Whilst interviewing bear stalkers for their university course-work, three Norwegian students learn of a mysterious hunter who is after bigger fare. They have stumbled onto a staggering secret: far from being the fairytale creatures claimed by the government, Trolls in fact exist in large numbers across Norway’s forests and plateaus! The Troll Hunter’s grizzly task is to keep them there and away from the towns.
What follows is a hugely entertaining romp through remote Fjordland in search of the errant Trolls. It is a film within a film, made up of the students’ unedited footage and interviews with the jaded hunter. The humour and the horror are built on this style: the students’ panic is palpable in ever-jerkier camera movements; seeing the first shots of the creatures in semi-focussed night vision, the audience shares the students’ incredulity. The student’s amateurism contrasts in itself with the tired professionalism of their guide.

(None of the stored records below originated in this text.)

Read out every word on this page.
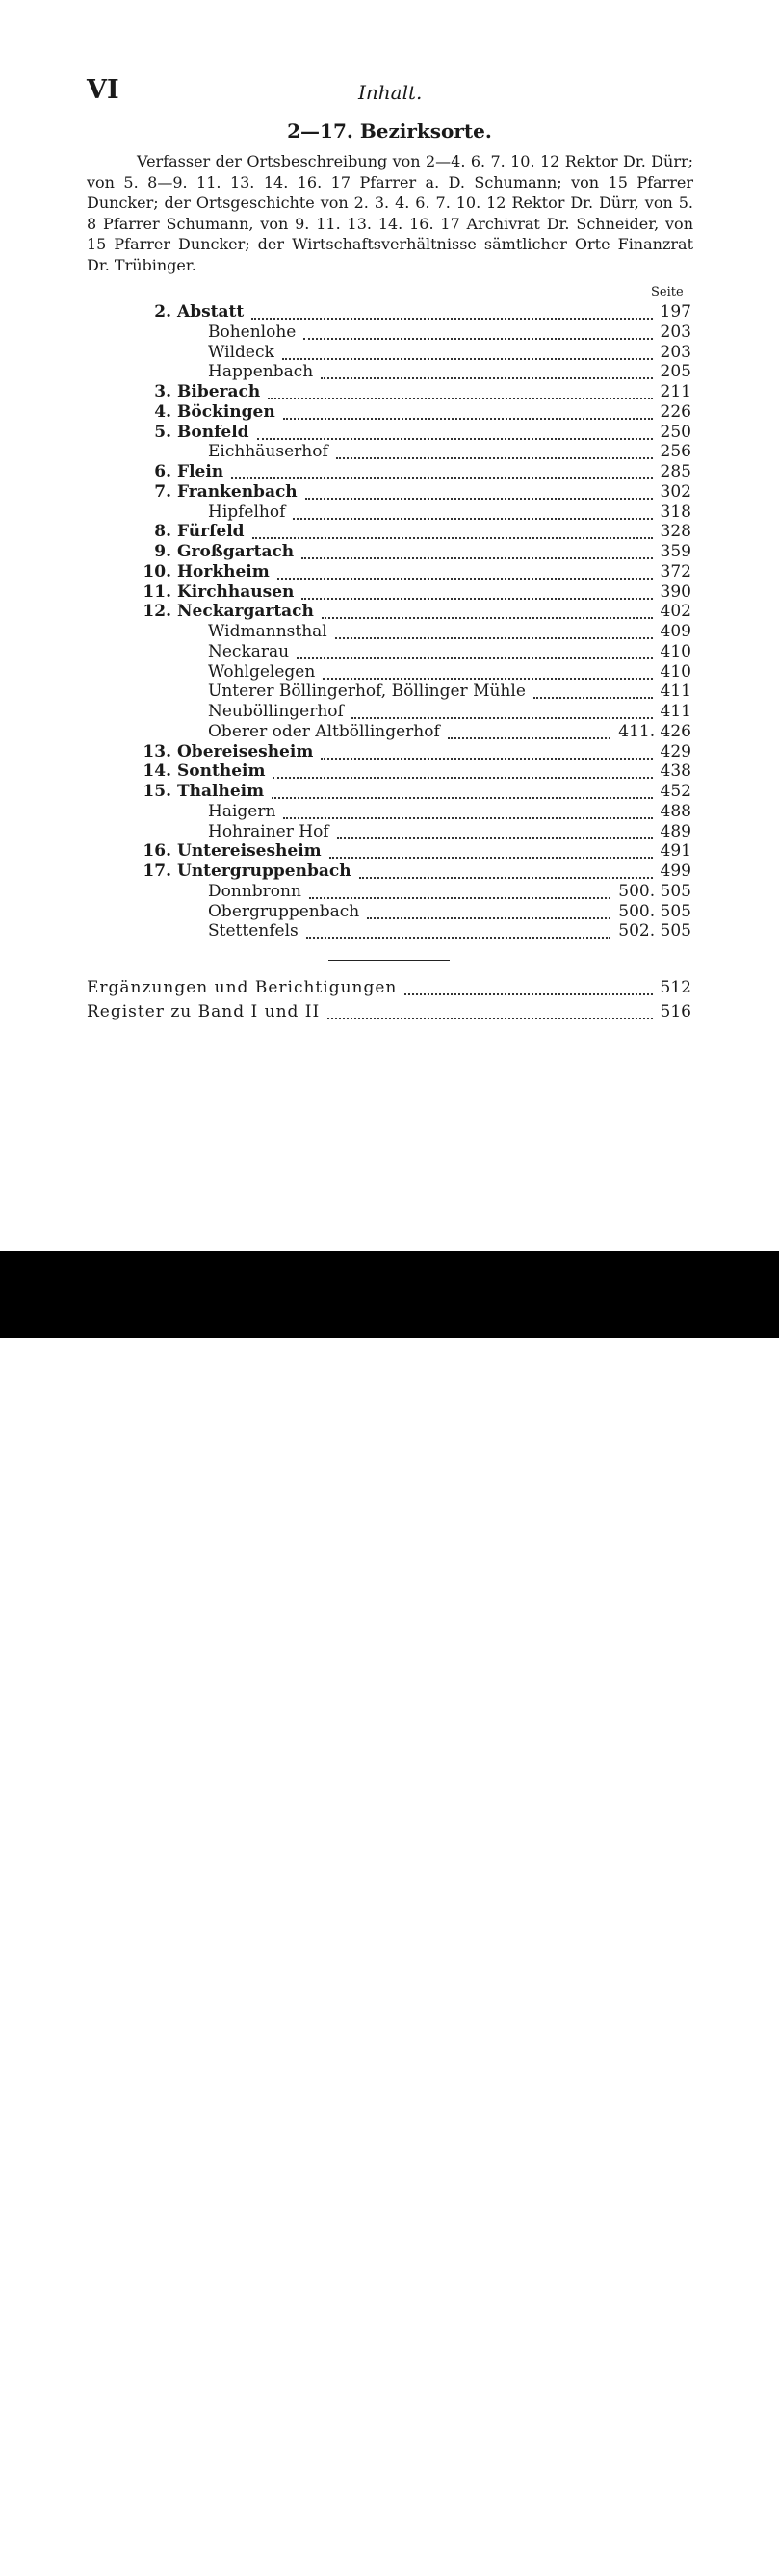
VI	Inhalt.
2—17. Bezirksorte.

Verfasser der Ortsbeschreibung von 2—4. 6. 7. 10. 12 Rektor Dr. Dürr; von 5. 8—9. 11. 13. 14. 16. 17 Pfarrer a. D. Schumann; von 15 Pfarrer Duncker; der Ortsgeschichte von 2. 3. 4. 6. 7. 10. 12 Rektor Dr. Dürr, von 5. 8 Pfarrer Schumann, von 9. 11. 13. 14. 16. 17 Archivrat Dr. Schneider, von 15 Pfarrer Duncker; der Wirtschaftsverhältnisse sämtlicher Orte Finanzrat Dr. Trübinger.

Seite
2. Abstatt	197
Bohenlohe	203
Wildeck	203
Happenbach	205
3. Biberach	211
4. Böckingen	226
5. Bonfeld	250
Eichhäuserhof	256
6. Flein	285
7. Frankenbach	302
Hipfelhof	318
8. Fürfeld	328
9. Großgartach	359
10. Horkheim	372
11. Kirchhausen	390
12. Neckargartach	402
Widmannsthal	409
Neckarau	410
Wohlgelegen	410
Unterer Böllingerhof, Böllinger Mühle	411
Neuböllingerhof	411
Oberer oder Altböllingerhof	411. 426
13. Obereisesheim	429
14. Sontheim	438
15. Thalheim	452
Haigern	488
Hohrainer Hof	489
16. Untereisesheim	491
17. Untergruppenbach	499
Donnbronn	500. 505
Obergruppenbach	500. 505
Stettenfels	502. 505
Ergänzungen und Berichtigungen	512
Register zu Band I und II	516
alamy	W7AT8H
www.alamy.com
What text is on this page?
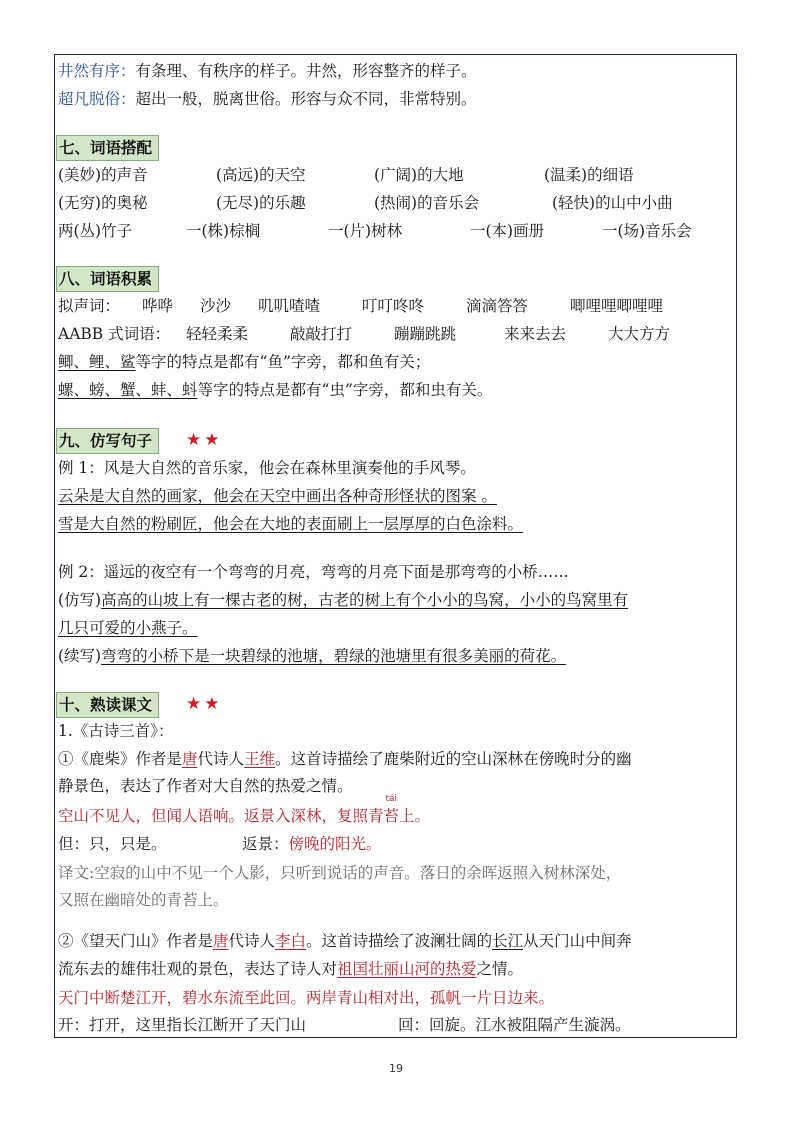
井然有序：有条理、有秩序的样子。井然，形容整齐的样子。
超凡脱俗：超出一般，脱离世俗。形容与众不同，非常特别。
七、词语搭配
(美妙)的声音	(高远)的天空	(广阔)的大地	(温柔)的细语
(无穷)的奥秘	(无尽)的乐趣	(热闹)的音乐会	(轻快)的山中小曲
两(丛)竹子	一(株)棕榈	一(片)树林	一(本)画册	一(场)音乐会
八、词语积累
拟声词： 哗哗 沙沙 叽叽喳喳	叮叮咚咚	滴滴答答	唧哩哩唧哩哩
AABB 式词语： 轻轻柔柔	敲敲打打	蹦蹦跳跳	来来去去	大大方方
鲫、鲤、鲨等字的特点是都有“鱼”字旁，都和鱼有关；
螺、螃、蟹、蚌、蚪等字的特点是都有“虫”字旁，都和虫有关。
九、仿写句子	★★
例 1：风是大自然的音乐家，他会在森林里演奏他的手风琴。
云朵是大自然的画家，他会在天空中画出各种奇形怪状的图案 。
雪是大自然的粉刷匠，他会在大地的表面刷上一层厚厚的白色涂料。
例 2：遥远的夜空有一个弯弯的月亮，弯弯的月亮下面是那弯弯的小桥……
(仿写)高高的山坡上有一棵古老的树，古老的树上有个小小的鸟窝，小小的鸟窝里有
几只可爱的小燕子。
(续写)弯弯的小桥下是一块碧绿的池塘，碧绿的池塘里有很多美丽的荷花。
十、熟读课文	★★
1.《古诗三首》：
①《鹿柴》作者是唐代诗人王维。这首诗描绘了鹿柴附近的空山深林在傍晚时分的幽
静景色，表达了作者对大自然的热爱之情。
空山不见人，但闻人语响。返景入深林，复照青
tái
苔上。
但：只，只是。	返景：傍晚的阳光。
译文:空寂的山中不见一个人影，只听到说话的声音。落日的余晖返照入树林深处，
又照在幽暗处的青苔上。
②《望天门山》作者是唐代诗人李白。这首诗描绘了波澜壮阔的长江从天门山中间奔
流东去的雄伟壮观的景色，表达了诗人对祖国壮丽山河的热爱之情。
天门中断楚江开，碧水东流至此回。两岸青山相对出，孤帆一片日边来。
开：打开，这里指长江断开了天门山	回：回旋。江水被阻隔产生漩涡。
19
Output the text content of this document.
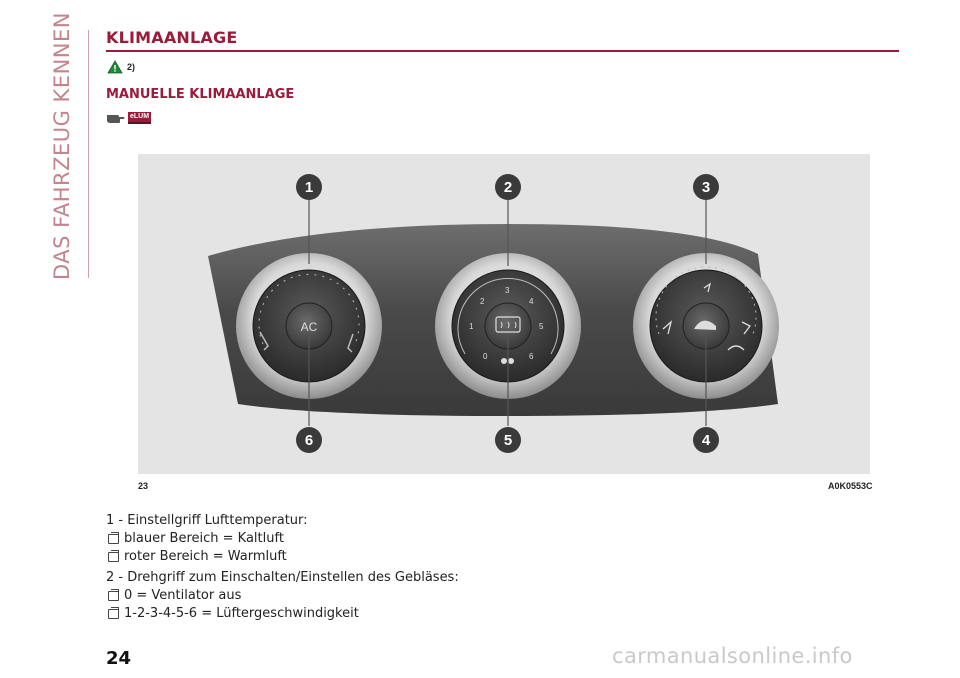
DAS FAHRZEUG KENNEN	KLIMAANLAGE
2)
MANUELLE KLIMAANLAGE
eLUM
AC
0
1
2
3
4
5
6
1	2	3
4
5
6
23	A0K0553C
1 - Einstellgriff Lufttemperatur:
blauer Bereich = Kaltluft
roter Bereich = Warmluft
2 - Drehgriff zum Einschalten/Einstellen des Gebläses:
0 = Ventilator aus
1-2-3-4-5-6 = Lüftergeschwindigkeit
24	carmanualsonline.info
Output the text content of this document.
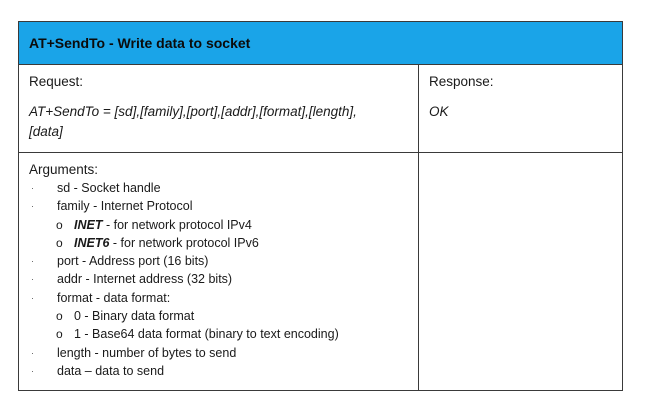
AT+SendTo - Write data to socket
Request:
AT+SendTo = [sd],[family],[port],[addr],[format],[length],
[data]
Response:
OK
Arguments:
· sd - Socket handle
· family - Internet Protocol
o INET - for network protocol IPv4
o INET6 - for network protocol IPv6
· port - Address port (16 bits)
· addr - Internet address (32 bits)
· format - data format:
o 0 - Binary data format
o 1 - Base64 data format (binary to text encoding)
· length - number of bytes to send
· data – data to send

It is neither special effects nor imaginative filming, which really make this film – it is the satirical world of bureaucracy and media relations the writers create around the Trolls’ existence. From the cynical civil servant’s attempts to explain away missing livestock, to the hunter’s musings on Troll psychology, the background is carefully constructed through anecdotes and interviews delivered in delightfully dead-pan tones. The film’s subjects may be rooted in folklore but the ham-fisted politics surrounding them are all too believable, and brilliantly brought to life in mock-umentary style.
The filmmakers have abandoned all mystery in the title, but The Troll Hunter does what it says. It is brash, intelligent and terrific fun. An American remake reputedly is already on its way, so take the chance to see the Nordic original in its sardonic, bone-crunching glory.